The three agents frown. The tall, dark skinned one makes a slow gesture - some holy sign of the Officer cult - but then he shrugs, and he relaxes.

“There’s…” the girl with the sword says, looking at her tablet again and again, shaking her head. Lost Stars, she’s persistent. But the one with red hair stops her.

“Let xem go, Cerical, we’re not here to harass students.” She turns to me. “Sorry. There was an identification problem. You may go.”

The sword-carrying girl finally nods, looking annoyed, like someone who knows something is wrong, but can’t put her finger on what. I pour a final burst of magic into the spell, because I must reach the exit before they realize I fucked with their mind. My Lies easily linger for a few minutes, but they’re probably getting frantic warnings from their base.

Then I feel something like an electric shock inside my chest, like something breaking, and the Council mage - a small, blond boy with oily hair and a lot of pimples - looks at me. His fingers draw a glyph in midair, bright red. His expression changes quickly, from confusion to incredulity.

Fuck, fuck. I see him in the Else now, scarlet light burns in his chest and eyes, about as bright as mine. His eyes lock with mine, in the Here and the Else, and I can tell he sees through the Lie to the world behind. I’m fucked.

But then the council mage winks.

“It’s all right,” he says. He sounds dreamy, confused, and I’m entirely sure he’s faking it. “It’s a pity that mages get no respect.”

“Shut up,” the red-haired agent says, turning to him, but she just sounds mildly annoyed at a colleague, not suspicious.

I’ve absolutely no idea what is happening, but I turn and walk away, keeping the Lie up as long as I can - I don’t need to run. I’ve every right to be here.

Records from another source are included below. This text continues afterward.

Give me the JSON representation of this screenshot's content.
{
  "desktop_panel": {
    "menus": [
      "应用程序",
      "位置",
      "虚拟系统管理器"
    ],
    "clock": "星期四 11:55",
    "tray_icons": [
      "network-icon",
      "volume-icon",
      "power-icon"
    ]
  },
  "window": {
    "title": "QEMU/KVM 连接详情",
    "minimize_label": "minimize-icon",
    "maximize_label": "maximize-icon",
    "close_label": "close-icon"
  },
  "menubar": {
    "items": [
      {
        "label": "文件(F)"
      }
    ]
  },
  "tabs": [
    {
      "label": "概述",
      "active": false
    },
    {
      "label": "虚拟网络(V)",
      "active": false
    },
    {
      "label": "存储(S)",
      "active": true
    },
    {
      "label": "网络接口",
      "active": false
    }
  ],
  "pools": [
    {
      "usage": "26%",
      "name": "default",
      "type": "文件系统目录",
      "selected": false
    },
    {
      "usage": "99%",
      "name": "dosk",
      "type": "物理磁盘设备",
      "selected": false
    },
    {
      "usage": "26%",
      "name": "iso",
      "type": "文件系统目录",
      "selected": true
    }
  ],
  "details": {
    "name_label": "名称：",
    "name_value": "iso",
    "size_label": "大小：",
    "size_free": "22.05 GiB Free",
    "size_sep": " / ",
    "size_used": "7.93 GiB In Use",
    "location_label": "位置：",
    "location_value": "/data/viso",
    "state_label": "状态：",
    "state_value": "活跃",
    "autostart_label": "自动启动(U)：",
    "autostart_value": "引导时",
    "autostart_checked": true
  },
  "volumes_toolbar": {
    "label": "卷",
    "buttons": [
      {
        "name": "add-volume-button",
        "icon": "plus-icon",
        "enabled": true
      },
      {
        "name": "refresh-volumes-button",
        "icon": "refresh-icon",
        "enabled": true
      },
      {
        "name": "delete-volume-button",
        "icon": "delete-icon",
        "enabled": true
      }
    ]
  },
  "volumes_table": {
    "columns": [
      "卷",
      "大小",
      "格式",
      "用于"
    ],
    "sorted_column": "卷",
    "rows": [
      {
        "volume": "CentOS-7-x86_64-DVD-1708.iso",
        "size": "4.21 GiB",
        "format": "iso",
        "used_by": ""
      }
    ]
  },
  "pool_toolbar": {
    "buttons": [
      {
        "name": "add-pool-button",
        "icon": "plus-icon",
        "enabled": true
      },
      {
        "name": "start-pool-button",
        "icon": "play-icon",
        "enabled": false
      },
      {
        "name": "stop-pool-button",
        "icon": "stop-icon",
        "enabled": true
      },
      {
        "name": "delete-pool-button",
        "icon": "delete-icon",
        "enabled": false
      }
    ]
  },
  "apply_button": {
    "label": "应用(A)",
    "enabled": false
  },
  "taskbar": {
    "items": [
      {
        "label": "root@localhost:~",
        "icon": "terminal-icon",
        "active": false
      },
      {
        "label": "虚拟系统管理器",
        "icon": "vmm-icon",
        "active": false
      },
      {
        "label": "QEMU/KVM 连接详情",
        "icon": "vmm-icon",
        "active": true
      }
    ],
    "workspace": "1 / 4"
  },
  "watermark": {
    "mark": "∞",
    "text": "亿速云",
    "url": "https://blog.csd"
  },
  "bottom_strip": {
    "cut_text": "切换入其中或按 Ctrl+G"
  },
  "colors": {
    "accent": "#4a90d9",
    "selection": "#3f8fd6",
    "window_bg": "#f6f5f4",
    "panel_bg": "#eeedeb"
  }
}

Until I round the corner, that is, and then I bolt like a rabbit, feeling the cold exhaustion of magic creeping into me.

Alarm sirens start blaring by the time I’m at the ground floor. But when the ThauCon agents come out, fury in their eyes, I’m already across the square, arms linked with Iketek – she’s pretty much supporting me - and wearing a different face.

They won’t find us - they lost their chance.

The city is big, and we are powerful mages.